The first one I think is a matter of perspective. There are reasonable people who could agree or disagree on this issue about the need for a court challenges program. I think arguments can be made on either side of this issue--reasonably in favour of continuing a program like this and reasonably in favour of not continuing a program like this.
I say that for the reason that the program, as it was originally established, was to clarify an area of law that had rapidly evolved in the late sixties and early seventies, and in the late seventies with the Official Languages Act, with some of the initiatives undertaken by the provinces, so there wasn't a substantial base of case law, jurisprudence, that had been established. During those years it was an era of a lot of questions around linguistic minority rights, and the program was established. Later it was expanded to include other minority rights with the advent of the 1982 Canadian Charter of Rights and Freedoms.
I think one could reasonably argue that after three decades there has been a substantial base of case law that has been established. Is it final? Is it all-encompassing? Does it clarify everything? No. There are certainly areas of law that need to be clarified, but one could argue that there is that substantial basis of jurisprudence now. There are reasonable people on the other side of the argument who don't agree, and I don't deny them their point of view.
We've been sitting here now for weeks talking about this, for months frankly, and when you look at the big picture of access to the legal system in Canada, there are two things that jump out at me. The first is that this frankly is a minuscule program in terms of access to the legal system.
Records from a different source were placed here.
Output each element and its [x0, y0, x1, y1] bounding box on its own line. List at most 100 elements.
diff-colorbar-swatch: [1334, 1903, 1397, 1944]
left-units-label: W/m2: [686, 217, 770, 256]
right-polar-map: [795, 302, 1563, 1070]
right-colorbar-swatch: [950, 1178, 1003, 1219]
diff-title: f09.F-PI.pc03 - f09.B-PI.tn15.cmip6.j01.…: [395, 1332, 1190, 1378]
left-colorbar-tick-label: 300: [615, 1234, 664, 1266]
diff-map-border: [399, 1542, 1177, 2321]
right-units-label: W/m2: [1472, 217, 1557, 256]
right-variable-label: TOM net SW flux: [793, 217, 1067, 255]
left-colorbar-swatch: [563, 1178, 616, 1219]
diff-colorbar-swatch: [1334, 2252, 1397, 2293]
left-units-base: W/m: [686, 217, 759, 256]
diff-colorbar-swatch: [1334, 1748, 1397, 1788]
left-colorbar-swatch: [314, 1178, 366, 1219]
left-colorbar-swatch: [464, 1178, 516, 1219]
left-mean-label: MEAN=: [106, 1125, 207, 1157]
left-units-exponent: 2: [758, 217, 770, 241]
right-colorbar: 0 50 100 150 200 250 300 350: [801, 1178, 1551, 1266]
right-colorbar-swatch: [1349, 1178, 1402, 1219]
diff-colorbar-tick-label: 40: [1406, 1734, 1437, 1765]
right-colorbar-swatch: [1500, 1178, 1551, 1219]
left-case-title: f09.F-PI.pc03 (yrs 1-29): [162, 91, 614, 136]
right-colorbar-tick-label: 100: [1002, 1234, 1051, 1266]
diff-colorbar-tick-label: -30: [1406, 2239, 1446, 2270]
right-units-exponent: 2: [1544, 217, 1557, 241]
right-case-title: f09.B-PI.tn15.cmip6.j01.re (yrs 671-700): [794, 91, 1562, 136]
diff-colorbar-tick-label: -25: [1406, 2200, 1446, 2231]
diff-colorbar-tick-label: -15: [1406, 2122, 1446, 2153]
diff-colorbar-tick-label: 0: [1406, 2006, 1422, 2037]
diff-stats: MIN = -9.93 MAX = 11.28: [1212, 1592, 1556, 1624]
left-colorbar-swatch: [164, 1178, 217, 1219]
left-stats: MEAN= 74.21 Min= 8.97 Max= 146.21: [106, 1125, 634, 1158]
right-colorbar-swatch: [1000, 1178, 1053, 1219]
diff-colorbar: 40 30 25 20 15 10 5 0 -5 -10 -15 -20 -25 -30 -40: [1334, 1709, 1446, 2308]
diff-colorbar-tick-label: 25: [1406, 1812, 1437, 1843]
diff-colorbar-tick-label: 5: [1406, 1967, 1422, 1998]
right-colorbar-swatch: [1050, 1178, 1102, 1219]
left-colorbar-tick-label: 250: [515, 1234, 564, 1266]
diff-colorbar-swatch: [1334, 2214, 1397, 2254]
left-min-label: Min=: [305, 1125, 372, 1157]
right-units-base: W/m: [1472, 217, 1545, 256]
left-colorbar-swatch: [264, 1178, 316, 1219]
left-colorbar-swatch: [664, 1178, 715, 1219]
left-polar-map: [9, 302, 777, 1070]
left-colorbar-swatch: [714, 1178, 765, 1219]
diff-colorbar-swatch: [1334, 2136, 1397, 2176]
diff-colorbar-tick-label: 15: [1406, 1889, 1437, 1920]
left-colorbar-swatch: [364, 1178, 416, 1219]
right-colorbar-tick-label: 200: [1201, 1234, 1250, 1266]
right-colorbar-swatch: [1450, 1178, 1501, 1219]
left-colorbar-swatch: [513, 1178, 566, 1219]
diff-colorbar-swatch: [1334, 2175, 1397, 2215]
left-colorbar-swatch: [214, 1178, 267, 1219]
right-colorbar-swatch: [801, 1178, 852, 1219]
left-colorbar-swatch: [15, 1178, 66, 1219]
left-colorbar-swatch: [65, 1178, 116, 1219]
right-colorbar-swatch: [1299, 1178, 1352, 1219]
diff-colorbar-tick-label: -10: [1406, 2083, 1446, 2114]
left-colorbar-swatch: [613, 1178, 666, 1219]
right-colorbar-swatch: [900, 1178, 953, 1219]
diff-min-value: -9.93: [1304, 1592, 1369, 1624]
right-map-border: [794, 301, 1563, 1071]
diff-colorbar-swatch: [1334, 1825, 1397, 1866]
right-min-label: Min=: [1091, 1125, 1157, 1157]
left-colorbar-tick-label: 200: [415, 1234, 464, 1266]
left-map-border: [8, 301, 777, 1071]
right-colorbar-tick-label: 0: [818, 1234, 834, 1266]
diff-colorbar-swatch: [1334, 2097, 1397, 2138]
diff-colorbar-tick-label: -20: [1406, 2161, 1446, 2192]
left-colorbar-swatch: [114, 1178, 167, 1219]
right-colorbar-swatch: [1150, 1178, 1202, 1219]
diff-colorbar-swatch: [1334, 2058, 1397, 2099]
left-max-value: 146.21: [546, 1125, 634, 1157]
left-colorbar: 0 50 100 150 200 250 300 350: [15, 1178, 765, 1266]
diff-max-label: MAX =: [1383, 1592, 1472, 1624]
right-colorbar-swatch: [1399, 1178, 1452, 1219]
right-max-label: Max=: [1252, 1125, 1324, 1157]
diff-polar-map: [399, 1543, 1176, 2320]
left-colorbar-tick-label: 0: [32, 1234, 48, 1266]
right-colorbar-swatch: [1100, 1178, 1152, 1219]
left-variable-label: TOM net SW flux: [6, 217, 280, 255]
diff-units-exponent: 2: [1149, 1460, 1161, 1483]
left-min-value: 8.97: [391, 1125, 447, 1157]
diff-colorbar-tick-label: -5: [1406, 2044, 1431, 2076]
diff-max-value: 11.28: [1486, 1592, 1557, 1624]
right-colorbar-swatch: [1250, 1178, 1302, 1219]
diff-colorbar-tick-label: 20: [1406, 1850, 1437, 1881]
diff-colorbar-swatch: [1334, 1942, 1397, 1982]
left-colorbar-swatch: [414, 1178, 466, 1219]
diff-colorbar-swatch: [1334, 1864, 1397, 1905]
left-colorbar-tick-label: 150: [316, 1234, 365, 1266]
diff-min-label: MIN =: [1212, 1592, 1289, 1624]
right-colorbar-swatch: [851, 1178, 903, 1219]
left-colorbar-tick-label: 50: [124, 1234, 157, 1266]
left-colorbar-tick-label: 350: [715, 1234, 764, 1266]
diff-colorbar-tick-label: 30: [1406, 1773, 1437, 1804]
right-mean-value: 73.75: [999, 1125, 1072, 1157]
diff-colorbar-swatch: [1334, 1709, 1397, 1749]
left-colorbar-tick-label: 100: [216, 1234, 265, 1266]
I think in Ottawa here on Parliament Hill we have conflated the idea of legal aid with that of the primary intention of the court challenges program. There's no doubt that one of the secondary criteria for the program, one of the secondary purposes, was to assist those who needed access to the judicial system, but the primary purpose for the program was to fund cases that would give greater clarity to that area of jurisprudence, to case law, with respect to linguistic and other minority rights.
We're looking at a system here in which the provinces are by and large responsible--well, they are responsible--for legal aid under the administration of justice. Their programs collectively are in the hundreds of millions of dollars, and what they do at the provincial level has a profound impact on access to the legal system. If you added up their programs, they're close to half a billion dollars in terms of funding to assist people to access the court system, and we're talking about a program here of $2 million to $3 million. Sometimes I wonder if we--not speaking to the witnesses now, but through you, Mr. Chair--here on Parliament Hill sometimes have a different perspective or a lack of perspective on this with respect to where really, in the real world, people need access to the judicial system. It's often through legal aid.
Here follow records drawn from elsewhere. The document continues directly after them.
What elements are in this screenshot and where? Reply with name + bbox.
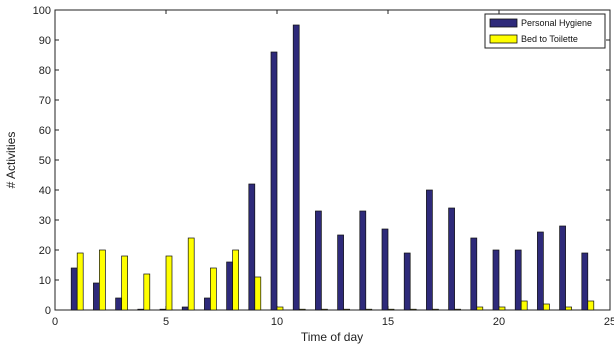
bar-bed-to-toilette bbox=[276, 306, 284, 311]
y-axis: 0 10 20 30 40 50 60 70 80 90 100 bbox=[33, 5, 610, 317]
bar-personal-hygiene bbox=[315, 210, 322, 311]
bar-personal-hygiene bbox=[204, 297, 211, 311]
bar-bed-to-toilette bbox=[187, 237, 195, 311]
bar-personal-hygiene bbox=[403, 252, 411, 311]
bar-personal-hygiene bbox=[426, 189, 433, 311]
bar-personal-hygiene bbox=[270, 51, 278, 311]
bar-personal-hygiene bbox=[181, 306, 189, 311]
bar-bed-to-toilette bbox=[498, 306, 506, 311]
bar-personal-hygiene bbox=[448, 207, 455, 311]
legend-swatch-personal-hygiene bbox=[489, 18, 518, 28]
bar-bed-to-toilette bbox=[387, 308, 395, 311]
y-tick-label: 100 bbox=[33, 5, 51, 17]
y-axis-title: # Activities bbox=[4, 132, 18, 189]
bar-bed-to-toilette bbox=[343, 308, 350, 311]
bar-personal-hygiene bbox=[70, 267, 78, 311]
bar-bed-to-toilette bbox=[565, 306, 572, 311]
y-tick-label: 90 bbox=[39, 35, 51, 47]
x-tick-label: 20 bbox=[493, 316, 505, 328]
bar-bed-to-toilette bbox=[254, 276, 262, 311]
bar-bed-to-toilette bbox=[99, 249, 106, 311]
bar-bed-to-toilette bbox=[165, 255, 173, 311]
bar-bed-to-toilette bbox=[143, 273, 151, 311]
bar-bed-to-toilette bbox=[409, 308, 417, 311]
legend-swatch-bed-to-toilette bbox=[489, 34, 518, 44]
legend-label-bed-to-toilette: Bed to Toilette bbox=[521, 34, 578, 44]
y-tick-label: 10 bbox=[39, 275, 51, 287]
bar-personal-hygiene bbox=[115, 297, 122, 311]
bar-bed-to-toilette bbox=[76, 252, 84, 311]
bar-bed-to-toilette bbox=[432, 308, 439, 311]
bar-bed-to-toilette bbox=[587, 300, 595, 311]
bar-personal-hygiene bbox=[159, 308, 167, 311]
bar-personal-hygiene bbox=[93, 282, 100, 311]
bar-bed-to-toilette bbox=[121, 255, 128, 311]
bar-personal-hygiene bbox=[581, 252, 589, 311]
bar-personal-hygiene bbox=[514, 249, 522, 311]
y-tick-label: 40 bbox=[39, 185, 51, 197]
y-tick-label: 70 bbox=[39, 95, 51, 107]
bar-bed-to-toilette bbox=[365, 308, 373, 311]
x-tick-label: 5 bbox=[163, 316, 169, 328]
y-tick-label: 30 bbox=[39, 215, 51, 227]
bar-bed-to-toilette bbox=[321, 308, 328, 311]
bar-personal-hygiene bbox=[537, 231, 544, 311]
bar-personal-hygiene bbox=[292, 24, 300, 311]
bar-personal-hygiene bbox=[492, 249, 500, 311]
bar-bed-to-toilette bbox=[543, 303, 550, 311]
legend: Personal Hygiene Bed to Toilette bbox=[484, 13, 606, 49]
x-axis: 0 5 10 15 20 25 bbox=[52, 10, 614, 328]
bar-personal-hygiene bbox=[137, 308, 145, 311]
bar-personal-hygiene bbox=[248, 183, 256, 311]
y-tick-label: 0 bbox=[45, 305, 51, 317]
bar-personal-hygiene bbox=[381, 228, 389, 311]
bar-bed-to-toilette bbox=[476, 306, 484, 311]
x-tick-label: 0 bbox=[52, 316, 58, 328]
bar-bed-to-toilette bbox=[454, 308, 461, 311]
y-tick-label: 80 bbox=[39, 65, 51, 77]
bar-bed-to-toilette bbox=[520, 300, 528, 311]
bar-personal-hygiene bbox=[226, 261, 233, 311]
plot-area bbox=[54, 9, 611, 311]
x-axis-title: Time of day bbox=[301, 330, 363, 344]
bar-personal-hygiene bbox=[337, 234, 344, 311]
y-tick-label: 60 bbox=[39, 125, 51, 137]
bar-bed-to-toilette bbox=[232, 249, 239, 311]
bar-personal-hygiene bbox=[559, 225, 566, 311]
bar-personal-hygiene bbox=[359, 210, 367, 311]
y-tick-label: 50 bbox=[39, 155, 51, 167]
bar-bed-to-toilette bbox=[210, 267, 217, 311]
bars bbox=[70, 24, 595, 311]
x-tick-label: 15 bbox=[382, 316, 394, 328]
x-tick-label: 25 bbox=[604, 316, 614, 328]
y-tick-label: 20 bbox=[39, 245, 51, 257]
bar-bed-to-toilette bbox=[298, 308, 306, 311]
legend-label-personal-hygiene: Personal Hygiene bbox=[521, 18, 592, 28]
x-tick-label: 10 bbox=[271, 316, 283, 328]
bar-personal-hygiene bbox=[470, 237, 478, 311]
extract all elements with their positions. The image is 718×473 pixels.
The final point I make with respect to access to the legal system is that there isn't an absolute right to access to the courts. The Supreme Court has recently said that in the British Columbia Attorney General v. Christie. They've said that there's a right to counsel in certain specific cases, and possibly even varied cases, but that there's no absolute right to access to the courts, and that there's frankly not a general constitutional right for state-paid legal counsel in proceedings before courts and tribunals.
Those are just the general comments that I put in front of it. As I started, I said that there are many reasonable people on both sides of this question, and I thank the witnesses here for their presentations.